No nos engañemos

Cuando un movimiento popular, asambleario e inorgánico nace, crece y se desarrolla como intérprete y defensor de determinadas necesidades y exigencias sociales, padecidas por parte de la población y no atendidas por los políticos en activo, descalificarlo, sin más, como populista, demagógico o antisistema, no contribuye a resolver los problemas que denuncia y sí a provocar en los afectados creciente indignación y rechazo.
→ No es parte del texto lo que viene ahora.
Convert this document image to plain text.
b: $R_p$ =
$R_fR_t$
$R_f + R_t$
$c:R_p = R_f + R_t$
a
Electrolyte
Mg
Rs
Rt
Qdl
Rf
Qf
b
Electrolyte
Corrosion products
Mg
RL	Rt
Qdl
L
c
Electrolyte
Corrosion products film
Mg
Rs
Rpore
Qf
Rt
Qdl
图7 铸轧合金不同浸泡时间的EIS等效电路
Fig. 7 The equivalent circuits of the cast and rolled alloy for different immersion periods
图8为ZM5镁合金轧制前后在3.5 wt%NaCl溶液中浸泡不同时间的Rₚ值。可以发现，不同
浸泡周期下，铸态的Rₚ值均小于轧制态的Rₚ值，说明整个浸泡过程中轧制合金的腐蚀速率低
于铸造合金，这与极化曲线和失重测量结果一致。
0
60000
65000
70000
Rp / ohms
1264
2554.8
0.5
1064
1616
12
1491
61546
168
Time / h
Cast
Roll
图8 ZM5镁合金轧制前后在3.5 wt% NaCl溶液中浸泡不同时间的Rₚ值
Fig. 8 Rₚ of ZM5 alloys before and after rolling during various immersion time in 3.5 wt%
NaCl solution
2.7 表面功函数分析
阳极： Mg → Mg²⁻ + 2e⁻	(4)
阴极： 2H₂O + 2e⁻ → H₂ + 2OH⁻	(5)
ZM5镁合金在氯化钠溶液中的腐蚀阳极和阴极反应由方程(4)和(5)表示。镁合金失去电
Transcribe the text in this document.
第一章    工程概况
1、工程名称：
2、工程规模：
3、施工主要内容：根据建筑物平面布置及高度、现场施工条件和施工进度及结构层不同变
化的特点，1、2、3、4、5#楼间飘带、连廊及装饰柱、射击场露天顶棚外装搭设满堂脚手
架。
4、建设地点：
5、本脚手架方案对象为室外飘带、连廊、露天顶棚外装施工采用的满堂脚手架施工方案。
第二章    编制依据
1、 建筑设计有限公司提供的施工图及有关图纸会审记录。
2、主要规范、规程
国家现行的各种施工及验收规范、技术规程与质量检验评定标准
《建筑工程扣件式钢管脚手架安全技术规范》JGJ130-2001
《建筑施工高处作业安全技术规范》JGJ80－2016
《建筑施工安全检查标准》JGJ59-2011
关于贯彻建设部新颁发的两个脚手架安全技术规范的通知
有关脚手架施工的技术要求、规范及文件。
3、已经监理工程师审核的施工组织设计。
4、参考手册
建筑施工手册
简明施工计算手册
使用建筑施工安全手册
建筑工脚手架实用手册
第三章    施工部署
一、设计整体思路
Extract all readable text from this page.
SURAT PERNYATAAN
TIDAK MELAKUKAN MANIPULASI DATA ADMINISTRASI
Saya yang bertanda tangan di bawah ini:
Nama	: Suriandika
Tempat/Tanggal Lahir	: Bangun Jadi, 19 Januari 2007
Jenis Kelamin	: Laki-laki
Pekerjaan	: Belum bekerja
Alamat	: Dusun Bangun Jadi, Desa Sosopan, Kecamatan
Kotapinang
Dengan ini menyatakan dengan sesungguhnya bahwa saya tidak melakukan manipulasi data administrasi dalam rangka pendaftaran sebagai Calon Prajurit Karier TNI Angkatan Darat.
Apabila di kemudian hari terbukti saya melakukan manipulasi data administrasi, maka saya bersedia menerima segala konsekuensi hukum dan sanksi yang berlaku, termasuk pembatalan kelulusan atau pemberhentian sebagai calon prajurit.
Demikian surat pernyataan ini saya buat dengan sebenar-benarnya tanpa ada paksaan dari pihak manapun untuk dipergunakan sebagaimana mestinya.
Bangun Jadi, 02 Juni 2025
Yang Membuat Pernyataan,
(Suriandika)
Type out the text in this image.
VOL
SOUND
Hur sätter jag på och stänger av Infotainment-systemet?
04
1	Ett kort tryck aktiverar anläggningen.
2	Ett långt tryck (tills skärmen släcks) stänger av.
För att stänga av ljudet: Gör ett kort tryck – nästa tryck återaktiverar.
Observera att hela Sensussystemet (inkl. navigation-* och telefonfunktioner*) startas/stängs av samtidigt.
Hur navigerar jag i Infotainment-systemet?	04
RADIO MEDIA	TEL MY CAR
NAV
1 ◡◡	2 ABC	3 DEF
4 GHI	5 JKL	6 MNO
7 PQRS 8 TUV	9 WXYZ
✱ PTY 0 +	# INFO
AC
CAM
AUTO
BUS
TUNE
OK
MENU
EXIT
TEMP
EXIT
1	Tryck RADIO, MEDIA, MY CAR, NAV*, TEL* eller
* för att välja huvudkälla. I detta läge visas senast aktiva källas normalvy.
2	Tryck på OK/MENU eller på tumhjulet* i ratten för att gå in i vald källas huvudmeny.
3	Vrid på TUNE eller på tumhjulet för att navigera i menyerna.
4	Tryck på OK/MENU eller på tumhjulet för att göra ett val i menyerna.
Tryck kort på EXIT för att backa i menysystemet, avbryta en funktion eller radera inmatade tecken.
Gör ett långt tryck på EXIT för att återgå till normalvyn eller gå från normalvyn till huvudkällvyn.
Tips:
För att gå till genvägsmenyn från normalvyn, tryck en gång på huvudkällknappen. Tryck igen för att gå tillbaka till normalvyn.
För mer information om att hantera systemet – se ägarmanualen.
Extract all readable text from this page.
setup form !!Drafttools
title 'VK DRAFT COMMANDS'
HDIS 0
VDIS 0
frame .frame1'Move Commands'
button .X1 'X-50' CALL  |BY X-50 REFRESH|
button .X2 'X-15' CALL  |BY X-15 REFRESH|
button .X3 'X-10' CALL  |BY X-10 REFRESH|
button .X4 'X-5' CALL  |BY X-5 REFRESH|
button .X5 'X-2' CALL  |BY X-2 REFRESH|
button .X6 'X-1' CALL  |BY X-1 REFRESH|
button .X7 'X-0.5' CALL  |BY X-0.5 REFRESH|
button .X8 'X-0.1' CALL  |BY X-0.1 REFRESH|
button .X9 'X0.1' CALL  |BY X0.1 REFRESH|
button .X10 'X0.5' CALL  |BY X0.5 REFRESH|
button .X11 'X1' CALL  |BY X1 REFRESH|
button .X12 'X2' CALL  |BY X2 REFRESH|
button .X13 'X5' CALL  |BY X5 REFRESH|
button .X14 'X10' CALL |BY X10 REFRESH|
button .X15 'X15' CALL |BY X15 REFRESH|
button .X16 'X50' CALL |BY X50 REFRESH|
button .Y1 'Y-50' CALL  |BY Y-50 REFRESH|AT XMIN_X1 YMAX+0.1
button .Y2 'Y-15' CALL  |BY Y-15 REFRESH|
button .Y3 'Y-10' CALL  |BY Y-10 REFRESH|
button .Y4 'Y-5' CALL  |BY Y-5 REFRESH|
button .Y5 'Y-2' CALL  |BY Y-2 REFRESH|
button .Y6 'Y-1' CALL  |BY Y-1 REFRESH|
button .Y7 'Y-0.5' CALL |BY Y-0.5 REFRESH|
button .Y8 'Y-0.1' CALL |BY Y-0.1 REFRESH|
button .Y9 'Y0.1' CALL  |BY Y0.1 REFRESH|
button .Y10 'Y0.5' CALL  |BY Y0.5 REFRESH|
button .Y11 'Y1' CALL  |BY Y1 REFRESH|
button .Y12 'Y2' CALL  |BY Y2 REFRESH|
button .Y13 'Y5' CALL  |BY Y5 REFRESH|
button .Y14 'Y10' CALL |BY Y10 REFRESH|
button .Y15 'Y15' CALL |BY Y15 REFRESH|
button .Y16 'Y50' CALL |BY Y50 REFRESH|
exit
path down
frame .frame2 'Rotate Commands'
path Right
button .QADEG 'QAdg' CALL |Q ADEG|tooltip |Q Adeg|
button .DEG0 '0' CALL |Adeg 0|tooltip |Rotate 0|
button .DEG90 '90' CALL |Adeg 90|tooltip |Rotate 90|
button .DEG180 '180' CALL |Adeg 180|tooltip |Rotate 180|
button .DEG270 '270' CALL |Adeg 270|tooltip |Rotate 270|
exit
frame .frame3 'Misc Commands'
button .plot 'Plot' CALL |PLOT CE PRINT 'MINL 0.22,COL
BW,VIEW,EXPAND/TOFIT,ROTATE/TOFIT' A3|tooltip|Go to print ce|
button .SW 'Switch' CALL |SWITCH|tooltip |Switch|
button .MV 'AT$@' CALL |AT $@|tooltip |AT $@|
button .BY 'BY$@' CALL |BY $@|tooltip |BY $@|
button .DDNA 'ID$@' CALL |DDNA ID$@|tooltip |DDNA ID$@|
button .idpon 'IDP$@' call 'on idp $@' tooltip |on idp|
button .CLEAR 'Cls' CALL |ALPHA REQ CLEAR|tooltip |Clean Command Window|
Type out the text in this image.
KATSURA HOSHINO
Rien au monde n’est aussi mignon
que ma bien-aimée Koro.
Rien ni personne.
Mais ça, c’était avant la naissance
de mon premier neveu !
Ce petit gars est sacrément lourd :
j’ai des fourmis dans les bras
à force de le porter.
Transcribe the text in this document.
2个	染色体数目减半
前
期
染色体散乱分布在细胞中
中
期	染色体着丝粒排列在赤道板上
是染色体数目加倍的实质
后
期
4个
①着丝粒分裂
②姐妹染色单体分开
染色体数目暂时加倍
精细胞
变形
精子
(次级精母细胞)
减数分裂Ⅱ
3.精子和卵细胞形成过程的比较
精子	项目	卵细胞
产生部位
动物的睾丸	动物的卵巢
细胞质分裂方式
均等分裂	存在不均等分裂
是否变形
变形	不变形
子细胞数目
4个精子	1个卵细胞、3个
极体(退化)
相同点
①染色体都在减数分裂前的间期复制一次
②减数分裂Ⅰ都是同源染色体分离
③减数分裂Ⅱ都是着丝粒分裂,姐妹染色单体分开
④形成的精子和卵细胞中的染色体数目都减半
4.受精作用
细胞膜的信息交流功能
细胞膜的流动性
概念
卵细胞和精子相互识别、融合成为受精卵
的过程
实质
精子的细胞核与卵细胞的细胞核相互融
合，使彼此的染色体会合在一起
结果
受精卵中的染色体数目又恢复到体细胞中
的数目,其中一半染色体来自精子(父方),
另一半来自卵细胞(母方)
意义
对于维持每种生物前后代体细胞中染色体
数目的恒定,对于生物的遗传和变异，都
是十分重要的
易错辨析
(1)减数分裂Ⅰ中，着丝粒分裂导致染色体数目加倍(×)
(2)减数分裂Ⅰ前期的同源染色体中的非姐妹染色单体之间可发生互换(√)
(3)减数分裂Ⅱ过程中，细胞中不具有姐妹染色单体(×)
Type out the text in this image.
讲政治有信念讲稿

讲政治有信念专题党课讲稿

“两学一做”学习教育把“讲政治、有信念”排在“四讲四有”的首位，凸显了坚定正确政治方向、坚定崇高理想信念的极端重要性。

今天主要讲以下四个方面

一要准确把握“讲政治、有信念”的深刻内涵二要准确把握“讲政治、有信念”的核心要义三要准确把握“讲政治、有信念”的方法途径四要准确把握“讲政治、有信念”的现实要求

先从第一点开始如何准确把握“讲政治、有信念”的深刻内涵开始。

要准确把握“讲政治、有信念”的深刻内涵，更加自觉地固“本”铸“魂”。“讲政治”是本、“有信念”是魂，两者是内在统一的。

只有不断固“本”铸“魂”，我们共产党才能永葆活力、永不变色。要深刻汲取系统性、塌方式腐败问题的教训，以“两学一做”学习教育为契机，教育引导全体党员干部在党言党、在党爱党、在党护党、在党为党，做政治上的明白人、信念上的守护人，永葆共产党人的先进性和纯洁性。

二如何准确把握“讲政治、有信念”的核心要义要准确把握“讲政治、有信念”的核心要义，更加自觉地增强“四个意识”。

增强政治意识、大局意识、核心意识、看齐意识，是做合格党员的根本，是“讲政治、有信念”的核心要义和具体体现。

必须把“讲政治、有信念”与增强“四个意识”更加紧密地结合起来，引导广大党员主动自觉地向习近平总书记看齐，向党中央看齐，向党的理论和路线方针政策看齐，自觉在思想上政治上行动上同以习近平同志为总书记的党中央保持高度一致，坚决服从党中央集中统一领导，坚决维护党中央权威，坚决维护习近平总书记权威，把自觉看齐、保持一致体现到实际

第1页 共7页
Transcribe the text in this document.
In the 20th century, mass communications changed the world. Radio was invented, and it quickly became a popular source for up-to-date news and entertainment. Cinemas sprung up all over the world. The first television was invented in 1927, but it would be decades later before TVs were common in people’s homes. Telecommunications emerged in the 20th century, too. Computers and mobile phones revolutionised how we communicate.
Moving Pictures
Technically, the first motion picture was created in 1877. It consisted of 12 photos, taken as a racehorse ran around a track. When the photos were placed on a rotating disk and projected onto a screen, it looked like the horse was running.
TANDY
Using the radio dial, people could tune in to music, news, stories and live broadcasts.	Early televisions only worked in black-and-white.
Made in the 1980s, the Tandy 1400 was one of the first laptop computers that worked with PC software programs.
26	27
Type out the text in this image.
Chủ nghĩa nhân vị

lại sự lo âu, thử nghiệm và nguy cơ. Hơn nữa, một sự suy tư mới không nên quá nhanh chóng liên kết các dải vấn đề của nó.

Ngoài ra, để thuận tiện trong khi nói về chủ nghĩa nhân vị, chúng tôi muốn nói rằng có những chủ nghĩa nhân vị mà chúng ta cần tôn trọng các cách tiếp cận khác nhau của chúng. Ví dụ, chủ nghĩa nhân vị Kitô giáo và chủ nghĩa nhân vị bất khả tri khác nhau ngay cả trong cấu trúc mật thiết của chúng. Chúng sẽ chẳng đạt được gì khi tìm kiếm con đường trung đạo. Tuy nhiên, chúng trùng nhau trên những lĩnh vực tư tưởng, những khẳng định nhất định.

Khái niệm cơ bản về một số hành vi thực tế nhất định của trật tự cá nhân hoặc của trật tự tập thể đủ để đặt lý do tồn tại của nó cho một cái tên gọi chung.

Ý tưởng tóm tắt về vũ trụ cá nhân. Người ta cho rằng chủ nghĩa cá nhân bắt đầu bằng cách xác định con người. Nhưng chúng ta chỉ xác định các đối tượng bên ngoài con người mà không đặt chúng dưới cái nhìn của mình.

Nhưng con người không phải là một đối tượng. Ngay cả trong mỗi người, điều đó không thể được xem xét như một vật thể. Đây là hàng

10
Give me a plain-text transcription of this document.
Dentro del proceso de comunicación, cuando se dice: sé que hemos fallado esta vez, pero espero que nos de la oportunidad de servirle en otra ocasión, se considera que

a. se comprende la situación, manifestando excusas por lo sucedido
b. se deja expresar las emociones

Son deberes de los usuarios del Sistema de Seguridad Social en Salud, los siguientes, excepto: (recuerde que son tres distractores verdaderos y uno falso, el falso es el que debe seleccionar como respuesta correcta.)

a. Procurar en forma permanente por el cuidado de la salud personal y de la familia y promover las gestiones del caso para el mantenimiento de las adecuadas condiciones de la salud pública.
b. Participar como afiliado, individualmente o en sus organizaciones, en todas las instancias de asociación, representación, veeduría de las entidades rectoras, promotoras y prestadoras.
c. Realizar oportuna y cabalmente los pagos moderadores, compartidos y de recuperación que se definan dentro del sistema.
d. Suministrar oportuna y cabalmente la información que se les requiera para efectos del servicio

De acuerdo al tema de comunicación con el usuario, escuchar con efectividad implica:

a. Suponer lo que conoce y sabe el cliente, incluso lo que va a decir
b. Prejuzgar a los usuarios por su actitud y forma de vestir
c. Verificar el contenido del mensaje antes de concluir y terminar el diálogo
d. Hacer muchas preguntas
Sabido es que la calle no legisla, ni gobierna; pero su clamor llega al Parlamento y a los representantes políticos, removiendo sus conciencias, despertando su sensibilidad social y demandando soluciones justas para situaciones que las exigen con clara y evidente preferencia. Excluidos los extremismos radicales y violentos, no pueden negarse los importantes logros sociales conseguidos por las campañas antisistema. Entre ellos, pueden citarse la atención a la pobreza energética, la protección al medioambiente y el cambio climático, las cláusulas suelos y demás cláusulas abusivas del sistema financiero; la renta básica, la protección de los sin techo, sin olvidar la última subida del salario interprofesional, la supresión de los aforamientos indebidos y la lucha contra la corrupción.
Ante esa situación, no puede extrañarnos que el actual y recién flamante Presidente de la República Francesa, Emmanuel Macron, proclamase haber escuchado la angustia social y estar dispuesto a luchar contra todas las desigualdades. Es evidente que, si el sistema no da solución a determinadas situaciones sociales injustas y abusivas, crezcan y se difundan movimientos “antisistema”. Como decía Ortega, un problema resuelto es un seudoproblema; pero un problema que se elude y no se intenta resolver, no por eso deja de existir y de exigir su urgente solución.
Sin embargo, los excesos que, a veces, se producen en esta clase de procesos reivindicativos y tumultuarios tienden, en muchos casos, a perjudicar a quienes no tienen responsabilidad alguna de su existencia o realidad, ni les incumbe tampoco la obligación de atenderlos y resolverlos.
Nos referimos, en concreto, al movimiento “okupa” que reclamando el derecho, constitucionalmente reconocido, a una vivienda digna, lejos de actuar contra propiedades inútiles y abandonadas del sector público, ejercen ese derecho de forma coactiva contra propiedades privadas, tomándose la justicia por su mano y ocupando “de hecho” e ilegítimamente bienes y propiedades de familiares y particulares. En estos casos, el destinatario de dichas acciones debe ser el poder público, al que corresponde facilitar y promover el derecho a una vivienda digna por ser un bien de primera necesidad. Desde el antiguo Derecho Romano hasta nuestros días, la ocupación ha sido un modo originario de adquirir la propiedad; pero tenía que recaer sobre bienes abandonados o sin dueño y no como ocurre actualmente con el movimiento “okupa” que se ejerce, indebidamente, contra bienes privados y contra la voluntad de sus legítimos dueños.